Z-Scores: They tell us how far away a data point is from the mean in terms of standard deviations.
Chebyshev’s Theorem: This states that at least ( 1 - \frac{1}{z^2} ) of the data falls within z standard deviations of the mean (for any ( z > 1 )).
Outliers: These are data points that lay too far from the mean, usually defined by z-scores less than -3 or greater than +3. No outliers were found in this dataset.
Exploratory Data Analysis
Five-Number Summary: This helps visualize the data by looking at the smallest value, Q1, median, Q3, and largest value.
Box Plot: A simple visual way to show the five-number summary, which can indicate potential outliers using the interquartile range. To find outliers:
Lower Limit: ( Q1 - 1.5(IQR) )
Upper Limit: ( Q3 + 1.5(IQR) )
Measures of Association Between Two Variables
Covariance: This shows how two variables change together; whether they increase or decrease together.
Correlation Coefficient: This shows the strength of the relationship between two variables and can range from -1 (a perfect negative relationship) to +1 (a perfect positive relationship), with 0 meaning no relationship. Remember, correlation does not mean causation.

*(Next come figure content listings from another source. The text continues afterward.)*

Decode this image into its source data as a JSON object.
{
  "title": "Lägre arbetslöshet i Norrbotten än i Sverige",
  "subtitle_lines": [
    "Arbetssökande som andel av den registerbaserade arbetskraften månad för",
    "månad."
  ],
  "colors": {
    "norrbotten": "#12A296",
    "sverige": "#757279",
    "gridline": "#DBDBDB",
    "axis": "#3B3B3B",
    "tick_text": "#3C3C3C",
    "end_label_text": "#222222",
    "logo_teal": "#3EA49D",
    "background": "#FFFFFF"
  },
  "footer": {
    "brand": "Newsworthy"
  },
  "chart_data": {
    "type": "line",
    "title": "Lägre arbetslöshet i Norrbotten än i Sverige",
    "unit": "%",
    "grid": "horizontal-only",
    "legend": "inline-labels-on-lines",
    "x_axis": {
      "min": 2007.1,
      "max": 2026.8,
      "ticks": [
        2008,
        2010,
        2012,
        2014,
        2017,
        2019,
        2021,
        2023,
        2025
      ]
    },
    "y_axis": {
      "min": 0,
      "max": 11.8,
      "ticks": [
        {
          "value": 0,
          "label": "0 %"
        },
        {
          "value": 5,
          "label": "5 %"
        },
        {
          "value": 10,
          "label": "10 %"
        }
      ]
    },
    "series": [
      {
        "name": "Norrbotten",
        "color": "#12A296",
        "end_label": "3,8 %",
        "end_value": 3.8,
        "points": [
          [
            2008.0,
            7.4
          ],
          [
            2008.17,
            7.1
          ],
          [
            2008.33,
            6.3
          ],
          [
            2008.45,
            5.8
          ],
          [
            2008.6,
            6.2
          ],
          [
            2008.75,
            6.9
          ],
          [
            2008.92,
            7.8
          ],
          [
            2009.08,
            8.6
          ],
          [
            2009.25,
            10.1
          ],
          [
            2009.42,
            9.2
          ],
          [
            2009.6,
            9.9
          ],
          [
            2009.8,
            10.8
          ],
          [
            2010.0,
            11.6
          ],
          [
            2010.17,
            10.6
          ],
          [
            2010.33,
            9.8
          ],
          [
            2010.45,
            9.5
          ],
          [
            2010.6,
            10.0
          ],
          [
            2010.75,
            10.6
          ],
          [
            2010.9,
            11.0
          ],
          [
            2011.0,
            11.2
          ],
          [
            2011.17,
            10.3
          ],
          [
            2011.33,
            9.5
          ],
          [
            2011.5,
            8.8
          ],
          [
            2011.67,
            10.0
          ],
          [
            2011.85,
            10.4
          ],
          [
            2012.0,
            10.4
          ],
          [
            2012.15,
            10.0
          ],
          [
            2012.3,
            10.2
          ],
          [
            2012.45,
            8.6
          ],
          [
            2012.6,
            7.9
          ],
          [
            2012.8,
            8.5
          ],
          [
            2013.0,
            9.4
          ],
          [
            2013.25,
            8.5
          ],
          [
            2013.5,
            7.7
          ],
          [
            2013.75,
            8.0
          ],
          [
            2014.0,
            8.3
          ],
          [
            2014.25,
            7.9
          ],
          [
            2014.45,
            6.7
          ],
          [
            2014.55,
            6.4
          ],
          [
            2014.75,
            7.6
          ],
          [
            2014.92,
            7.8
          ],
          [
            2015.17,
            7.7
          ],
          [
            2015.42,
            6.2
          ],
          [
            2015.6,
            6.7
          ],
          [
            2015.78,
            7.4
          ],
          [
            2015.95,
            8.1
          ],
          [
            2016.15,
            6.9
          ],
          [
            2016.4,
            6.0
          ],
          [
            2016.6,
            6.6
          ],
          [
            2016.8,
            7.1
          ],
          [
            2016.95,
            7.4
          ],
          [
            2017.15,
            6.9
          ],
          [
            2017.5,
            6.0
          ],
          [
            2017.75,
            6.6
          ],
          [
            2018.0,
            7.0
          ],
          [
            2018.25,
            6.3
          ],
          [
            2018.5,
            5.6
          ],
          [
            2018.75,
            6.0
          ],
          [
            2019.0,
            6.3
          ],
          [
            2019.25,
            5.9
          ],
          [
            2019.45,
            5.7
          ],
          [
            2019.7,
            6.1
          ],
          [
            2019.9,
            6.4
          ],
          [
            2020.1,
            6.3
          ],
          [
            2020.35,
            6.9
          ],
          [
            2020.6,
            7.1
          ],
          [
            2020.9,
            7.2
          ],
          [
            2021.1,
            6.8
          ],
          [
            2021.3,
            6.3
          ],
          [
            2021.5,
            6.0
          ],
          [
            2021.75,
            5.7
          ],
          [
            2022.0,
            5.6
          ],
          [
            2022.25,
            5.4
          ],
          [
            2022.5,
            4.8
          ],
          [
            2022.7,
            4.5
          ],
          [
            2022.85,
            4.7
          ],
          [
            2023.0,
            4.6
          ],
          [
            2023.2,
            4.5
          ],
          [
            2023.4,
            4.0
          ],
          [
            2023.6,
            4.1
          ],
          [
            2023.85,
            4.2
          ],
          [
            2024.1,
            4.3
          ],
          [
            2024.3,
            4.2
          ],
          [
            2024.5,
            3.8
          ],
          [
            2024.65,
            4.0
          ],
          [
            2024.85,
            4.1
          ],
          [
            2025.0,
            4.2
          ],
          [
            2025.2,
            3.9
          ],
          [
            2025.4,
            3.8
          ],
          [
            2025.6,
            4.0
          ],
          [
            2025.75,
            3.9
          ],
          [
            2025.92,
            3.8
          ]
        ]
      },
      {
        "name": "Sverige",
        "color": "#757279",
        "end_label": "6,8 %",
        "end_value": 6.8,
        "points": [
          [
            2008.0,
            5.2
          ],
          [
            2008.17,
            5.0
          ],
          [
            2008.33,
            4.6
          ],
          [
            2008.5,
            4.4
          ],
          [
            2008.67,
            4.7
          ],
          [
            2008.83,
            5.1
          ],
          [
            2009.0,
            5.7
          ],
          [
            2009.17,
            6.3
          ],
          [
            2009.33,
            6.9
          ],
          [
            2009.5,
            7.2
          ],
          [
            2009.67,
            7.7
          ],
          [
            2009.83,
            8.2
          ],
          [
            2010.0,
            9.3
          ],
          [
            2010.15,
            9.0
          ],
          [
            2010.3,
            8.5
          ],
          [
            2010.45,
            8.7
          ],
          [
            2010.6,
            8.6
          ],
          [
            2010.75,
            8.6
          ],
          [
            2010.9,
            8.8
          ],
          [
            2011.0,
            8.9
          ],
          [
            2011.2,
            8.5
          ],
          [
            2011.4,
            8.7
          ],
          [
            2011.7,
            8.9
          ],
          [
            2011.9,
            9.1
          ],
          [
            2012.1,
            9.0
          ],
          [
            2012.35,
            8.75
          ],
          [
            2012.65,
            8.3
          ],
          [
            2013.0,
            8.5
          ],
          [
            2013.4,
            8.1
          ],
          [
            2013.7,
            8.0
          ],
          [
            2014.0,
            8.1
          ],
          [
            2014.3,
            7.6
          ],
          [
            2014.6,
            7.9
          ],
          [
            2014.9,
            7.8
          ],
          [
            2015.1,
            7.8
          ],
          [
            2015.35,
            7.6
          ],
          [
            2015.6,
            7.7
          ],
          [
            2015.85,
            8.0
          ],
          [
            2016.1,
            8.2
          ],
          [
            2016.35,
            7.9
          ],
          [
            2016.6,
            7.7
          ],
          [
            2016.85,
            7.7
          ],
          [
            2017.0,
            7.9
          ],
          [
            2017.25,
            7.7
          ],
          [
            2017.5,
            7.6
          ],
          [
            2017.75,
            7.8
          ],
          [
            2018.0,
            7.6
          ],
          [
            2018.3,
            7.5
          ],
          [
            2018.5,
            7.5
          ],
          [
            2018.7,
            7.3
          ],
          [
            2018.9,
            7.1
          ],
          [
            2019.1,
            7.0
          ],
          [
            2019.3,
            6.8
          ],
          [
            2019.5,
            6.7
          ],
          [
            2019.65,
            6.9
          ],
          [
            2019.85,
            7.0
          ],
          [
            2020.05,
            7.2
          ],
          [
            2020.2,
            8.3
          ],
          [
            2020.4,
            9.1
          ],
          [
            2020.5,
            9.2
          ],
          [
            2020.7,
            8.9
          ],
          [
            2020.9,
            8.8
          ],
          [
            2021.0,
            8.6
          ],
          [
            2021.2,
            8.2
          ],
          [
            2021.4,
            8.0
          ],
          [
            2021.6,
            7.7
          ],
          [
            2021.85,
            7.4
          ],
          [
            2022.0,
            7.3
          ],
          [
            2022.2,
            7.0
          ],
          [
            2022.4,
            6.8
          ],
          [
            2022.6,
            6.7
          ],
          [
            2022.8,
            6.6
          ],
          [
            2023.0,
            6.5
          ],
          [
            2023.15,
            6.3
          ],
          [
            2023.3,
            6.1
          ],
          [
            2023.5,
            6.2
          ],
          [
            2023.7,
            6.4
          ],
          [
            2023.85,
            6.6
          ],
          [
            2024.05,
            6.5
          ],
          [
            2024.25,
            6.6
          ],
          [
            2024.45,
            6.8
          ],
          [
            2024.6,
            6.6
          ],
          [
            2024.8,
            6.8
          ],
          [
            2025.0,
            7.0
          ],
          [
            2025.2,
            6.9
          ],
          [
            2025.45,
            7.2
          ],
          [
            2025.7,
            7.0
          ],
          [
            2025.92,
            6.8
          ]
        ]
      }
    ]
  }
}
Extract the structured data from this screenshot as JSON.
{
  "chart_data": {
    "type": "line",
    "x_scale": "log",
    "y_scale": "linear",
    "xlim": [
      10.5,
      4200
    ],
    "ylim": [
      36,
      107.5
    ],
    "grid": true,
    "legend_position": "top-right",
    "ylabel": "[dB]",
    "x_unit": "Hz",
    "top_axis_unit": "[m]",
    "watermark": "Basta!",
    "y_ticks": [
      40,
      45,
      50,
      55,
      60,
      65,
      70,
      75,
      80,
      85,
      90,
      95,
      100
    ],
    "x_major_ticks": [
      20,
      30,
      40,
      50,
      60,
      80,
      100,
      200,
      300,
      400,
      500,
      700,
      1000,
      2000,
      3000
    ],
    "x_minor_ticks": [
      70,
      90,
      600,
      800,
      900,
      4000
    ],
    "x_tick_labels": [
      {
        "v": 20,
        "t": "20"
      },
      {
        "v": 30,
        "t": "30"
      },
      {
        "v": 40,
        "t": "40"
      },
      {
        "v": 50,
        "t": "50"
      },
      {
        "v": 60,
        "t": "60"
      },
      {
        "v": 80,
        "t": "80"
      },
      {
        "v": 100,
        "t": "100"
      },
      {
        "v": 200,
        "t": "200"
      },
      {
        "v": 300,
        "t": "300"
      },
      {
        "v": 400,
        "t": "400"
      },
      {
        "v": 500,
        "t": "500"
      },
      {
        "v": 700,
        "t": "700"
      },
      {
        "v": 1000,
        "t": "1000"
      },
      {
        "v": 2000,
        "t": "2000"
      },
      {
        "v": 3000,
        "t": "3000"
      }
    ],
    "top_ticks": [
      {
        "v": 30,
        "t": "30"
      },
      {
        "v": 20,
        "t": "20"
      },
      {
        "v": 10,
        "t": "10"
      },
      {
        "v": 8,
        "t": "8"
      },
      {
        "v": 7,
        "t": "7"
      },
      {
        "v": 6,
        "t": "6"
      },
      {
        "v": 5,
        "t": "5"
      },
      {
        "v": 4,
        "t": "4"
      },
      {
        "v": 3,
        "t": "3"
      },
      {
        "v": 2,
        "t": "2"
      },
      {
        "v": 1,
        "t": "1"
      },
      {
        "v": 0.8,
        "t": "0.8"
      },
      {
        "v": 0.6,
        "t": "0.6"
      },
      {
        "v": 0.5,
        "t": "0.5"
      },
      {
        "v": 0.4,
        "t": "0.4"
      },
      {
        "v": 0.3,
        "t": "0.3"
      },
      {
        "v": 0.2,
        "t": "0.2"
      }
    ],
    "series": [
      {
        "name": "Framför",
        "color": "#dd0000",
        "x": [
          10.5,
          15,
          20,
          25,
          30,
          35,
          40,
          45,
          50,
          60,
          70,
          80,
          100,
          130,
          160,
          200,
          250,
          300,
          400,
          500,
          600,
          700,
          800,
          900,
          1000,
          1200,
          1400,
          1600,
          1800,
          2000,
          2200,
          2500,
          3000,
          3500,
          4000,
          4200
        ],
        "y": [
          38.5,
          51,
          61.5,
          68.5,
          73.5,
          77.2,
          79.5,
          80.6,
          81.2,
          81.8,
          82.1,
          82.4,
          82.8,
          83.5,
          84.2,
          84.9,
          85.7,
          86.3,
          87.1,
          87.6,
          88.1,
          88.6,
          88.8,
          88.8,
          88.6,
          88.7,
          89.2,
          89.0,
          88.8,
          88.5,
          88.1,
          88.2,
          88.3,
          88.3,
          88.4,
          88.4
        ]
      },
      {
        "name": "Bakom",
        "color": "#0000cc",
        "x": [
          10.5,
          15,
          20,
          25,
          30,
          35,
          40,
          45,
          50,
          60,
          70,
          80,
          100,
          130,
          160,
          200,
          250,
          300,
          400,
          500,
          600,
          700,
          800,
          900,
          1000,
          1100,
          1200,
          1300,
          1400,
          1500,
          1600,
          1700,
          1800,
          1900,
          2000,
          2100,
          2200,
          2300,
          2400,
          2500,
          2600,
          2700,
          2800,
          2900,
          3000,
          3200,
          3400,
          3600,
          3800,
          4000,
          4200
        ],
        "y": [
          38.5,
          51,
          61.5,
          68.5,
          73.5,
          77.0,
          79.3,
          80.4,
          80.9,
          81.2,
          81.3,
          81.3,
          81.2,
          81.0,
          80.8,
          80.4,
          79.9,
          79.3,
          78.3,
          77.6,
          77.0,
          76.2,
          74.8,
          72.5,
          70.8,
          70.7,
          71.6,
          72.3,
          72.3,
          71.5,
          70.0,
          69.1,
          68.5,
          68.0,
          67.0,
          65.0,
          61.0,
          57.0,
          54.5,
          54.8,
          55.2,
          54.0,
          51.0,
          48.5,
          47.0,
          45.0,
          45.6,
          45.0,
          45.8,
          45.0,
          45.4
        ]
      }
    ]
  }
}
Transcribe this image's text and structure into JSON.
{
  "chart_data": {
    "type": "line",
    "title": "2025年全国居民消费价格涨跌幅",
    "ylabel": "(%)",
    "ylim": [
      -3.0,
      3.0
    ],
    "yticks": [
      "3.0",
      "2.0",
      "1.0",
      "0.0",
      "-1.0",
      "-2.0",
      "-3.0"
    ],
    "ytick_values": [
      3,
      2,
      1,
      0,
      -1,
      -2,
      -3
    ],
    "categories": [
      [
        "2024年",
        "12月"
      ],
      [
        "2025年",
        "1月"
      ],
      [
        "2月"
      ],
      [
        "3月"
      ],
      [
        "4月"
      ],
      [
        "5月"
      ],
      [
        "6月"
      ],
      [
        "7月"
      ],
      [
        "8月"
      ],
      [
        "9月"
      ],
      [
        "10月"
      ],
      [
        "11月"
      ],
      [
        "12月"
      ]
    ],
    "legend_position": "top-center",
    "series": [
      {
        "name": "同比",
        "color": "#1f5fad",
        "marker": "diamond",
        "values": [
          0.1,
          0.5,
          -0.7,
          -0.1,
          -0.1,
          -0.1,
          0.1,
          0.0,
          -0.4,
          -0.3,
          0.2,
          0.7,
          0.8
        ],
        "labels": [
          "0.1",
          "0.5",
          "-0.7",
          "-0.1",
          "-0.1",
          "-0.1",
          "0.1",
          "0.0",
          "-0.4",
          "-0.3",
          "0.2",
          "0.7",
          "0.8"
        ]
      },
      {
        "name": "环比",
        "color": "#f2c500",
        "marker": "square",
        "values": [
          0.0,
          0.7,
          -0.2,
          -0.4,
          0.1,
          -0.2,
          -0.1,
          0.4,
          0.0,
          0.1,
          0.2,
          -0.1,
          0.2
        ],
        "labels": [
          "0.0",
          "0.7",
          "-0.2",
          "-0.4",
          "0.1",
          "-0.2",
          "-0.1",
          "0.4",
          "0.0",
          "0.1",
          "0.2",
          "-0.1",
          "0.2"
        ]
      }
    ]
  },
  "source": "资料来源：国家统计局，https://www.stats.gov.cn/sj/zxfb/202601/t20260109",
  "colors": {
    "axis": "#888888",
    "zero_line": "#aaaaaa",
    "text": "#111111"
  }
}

Weighted Mean and Grouped Data
Weighted Mean: This is used when some values are more important than others, like calculating grades where some classes count more than others.
Grouped Data Calculations: This method helps estimate mean, variance, and standard deviation using midpoints and frequencies for large datasets when we don’t have every single data point.